“Okay.”
She eyes me with that little secretive smile of hers again. “No, I’ve got something much better in mind.” Olive’s eyes have left mine and search the darkness behind me instead. The sun has long since set, leaving the streets lit only by the yellow light of the lamps lining either side.
“There’s a restaurant near here that I like,” she says, her grip growing tighter around my upper arm. “Just on the other side of town. It’s a little bit of a walk, I hope you don’t mind.”
Suddenly, the prospect of actually sitting down in front of Olive and having an actual date—with conversation and everything—hits me like a truck. I should not be here. I should not be doing this.
The night suddenly feels suffocating.
“Actually, you know what, maybe this isn’t such a good idea,” I say, glancing back down the road towards the bar where the taxi dropped me off. Is it too late to bolt?
“Oh my god, is this about the walk?” she asks, folding her arms across her chest. “I promise it’s worth it.”
“I—I—yeah, it’s the walk,” I say, mind wracking for an answer. “I didn’t eat all day, and waiting around for food at a restaurant …” I trail off. “What if we just eat at the bar?

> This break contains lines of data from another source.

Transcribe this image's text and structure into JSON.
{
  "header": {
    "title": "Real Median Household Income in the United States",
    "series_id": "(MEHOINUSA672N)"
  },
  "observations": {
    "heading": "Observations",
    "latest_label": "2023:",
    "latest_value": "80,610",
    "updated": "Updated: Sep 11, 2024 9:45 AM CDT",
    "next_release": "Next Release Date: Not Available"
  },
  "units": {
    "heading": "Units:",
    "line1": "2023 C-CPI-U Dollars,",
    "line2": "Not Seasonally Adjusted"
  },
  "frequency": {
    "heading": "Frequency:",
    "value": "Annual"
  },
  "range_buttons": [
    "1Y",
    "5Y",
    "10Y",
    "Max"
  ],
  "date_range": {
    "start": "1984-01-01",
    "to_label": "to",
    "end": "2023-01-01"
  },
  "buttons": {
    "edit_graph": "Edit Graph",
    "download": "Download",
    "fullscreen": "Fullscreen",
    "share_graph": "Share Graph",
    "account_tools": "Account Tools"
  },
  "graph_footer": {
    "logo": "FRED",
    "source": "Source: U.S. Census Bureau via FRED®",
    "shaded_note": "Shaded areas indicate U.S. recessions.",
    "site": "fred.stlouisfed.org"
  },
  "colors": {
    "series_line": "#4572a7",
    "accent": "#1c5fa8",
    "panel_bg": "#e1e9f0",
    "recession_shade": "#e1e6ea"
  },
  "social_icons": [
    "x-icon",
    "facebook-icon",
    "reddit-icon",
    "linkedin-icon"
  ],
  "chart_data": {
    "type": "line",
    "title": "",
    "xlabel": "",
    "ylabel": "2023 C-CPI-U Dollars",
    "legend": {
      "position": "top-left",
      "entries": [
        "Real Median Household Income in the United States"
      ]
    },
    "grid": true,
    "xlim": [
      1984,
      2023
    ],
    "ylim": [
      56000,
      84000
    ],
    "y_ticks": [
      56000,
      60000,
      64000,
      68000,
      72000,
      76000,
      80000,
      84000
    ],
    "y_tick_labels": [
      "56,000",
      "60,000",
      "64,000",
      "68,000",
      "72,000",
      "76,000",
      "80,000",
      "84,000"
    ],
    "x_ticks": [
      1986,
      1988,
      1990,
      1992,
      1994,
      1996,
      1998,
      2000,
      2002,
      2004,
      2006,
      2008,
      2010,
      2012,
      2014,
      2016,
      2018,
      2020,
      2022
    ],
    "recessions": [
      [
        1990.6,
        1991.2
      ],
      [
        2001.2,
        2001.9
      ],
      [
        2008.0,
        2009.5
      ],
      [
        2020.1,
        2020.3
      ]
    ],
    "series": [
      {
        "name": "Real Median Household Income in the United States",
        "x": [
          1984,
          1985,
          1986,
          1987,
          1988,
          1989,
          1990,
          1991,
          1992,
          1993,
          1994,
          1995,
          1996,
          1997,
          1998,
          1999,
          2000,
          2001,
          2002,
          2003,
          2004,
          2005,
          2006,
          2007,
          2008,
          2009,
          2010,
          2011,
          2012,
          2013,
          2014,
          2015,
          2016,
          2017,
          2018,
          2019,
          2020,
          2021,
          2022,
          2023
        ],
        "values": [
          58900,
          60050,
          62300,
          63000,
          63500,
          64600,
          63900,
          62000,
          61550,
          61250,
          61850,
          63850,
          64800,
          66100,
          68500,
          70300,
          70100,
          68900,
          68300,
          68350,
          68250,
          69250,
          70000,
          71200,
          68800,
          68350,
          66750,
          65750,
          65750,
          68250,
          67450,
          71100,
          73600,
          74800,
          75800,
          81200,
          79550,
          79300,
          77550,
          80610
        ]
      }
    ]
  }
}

It’d be much easier to make an escape that way. Order a drink. Slip out the back.
Apologize later.
But Olive came prepared, apparently.
She just rolls her eyes at me. “Boys and their appetites,” she says, with a loud sigh. “Fortunately for you, I came prepared. I’ve spent enough time around Jasper to know sometimes you’ve just got to feed a boy to keep him happy.”
I balk at her a moment, but when I see her tug a granola bar out of her purse, I suddenly can think of nothing else. She’s barely pressed the wrapper into my outstretched hand than I’ve ripped it off an inhaled the entire thing in one bite.
“We can cut through here,” she says, taking the opportunity to tug me further away from the bar. I have no choice but to follow her down a narrow alleyway between two buildings, my mouth too full of precious granola to argue. I don’t even bring up the fact that it’s kind of weird of her to bring up Jasper already.
Or the fact that somehow I doubt feeding him is the solution to keeping him happy. At least, where I’m concerned.
There are no streetlamps in the alley, leaving it so dark that we instinctively huddle close together as we walk. Her hand grips even tighter around my arm in the dark, her nails digging into me until I have to bite the inside of my lips to keep from crying out. I feel her resolve waver, catch her taking a turn to glance over her shoulder towards the streets behind us.
“Are you sure this is the way?” I ask, trying not to let the skittishness in my voice sound too obvious. I’m unsuccessful.
Olive just digs her nails deeper into my jacket and lets out a laugh. “First date jitters, eh?”
My own laugh is half-hearted. “Sure. That’s what this is.”
The alley grows so narrow that we have to stop and squeeze our way between a couple of enormous trash bins, and I see my chance. I’m steeling myself up to insist we head back at once when, as soon as I step out onto the other side of the bins, a figure appears, cutting off our path.
I put back an arm to try to motion for Olive to stop, but I’m too late. She stumbles out beside me and freezes at the sight of the silhouette in front of us.
Olive clutches me tighter. My stomach drops. What now?
Then Olive breathes a sigh of relief. “Oh,” she says with a soft laugh. “It’s just you, Jas.”
Jasper. What brings Olive relief only makes the fear inside me surge even higher.
Jasper walks into the alley, smirking. There’s a shuffling noise behind us, and I glance over my shoulder as Heath and Beck push the bins out of the way from the other side. We’re surrounded.
Olive may feel safe, but I know that I’m in danger here.
“You two make a cute couple,” Jasper says, sneering at us after a moment of taking us in.
Olive hesitates next to me, and I wonder if she’s sensing the same things I am. Surely she can see the strange way he’s standing, as if there’s a nervous energy causing him to rock back and forth on his heels in front of us. Is he drunk?
The slur in his voice confirms my suspicions.
“Saw you meet up at the bar, thought we’d pop over and say hey,” he says, fixing his eyes on me. Once they meet mine, they never leave. His glare bores into me, making my heart pound louder in my ears with every passing second.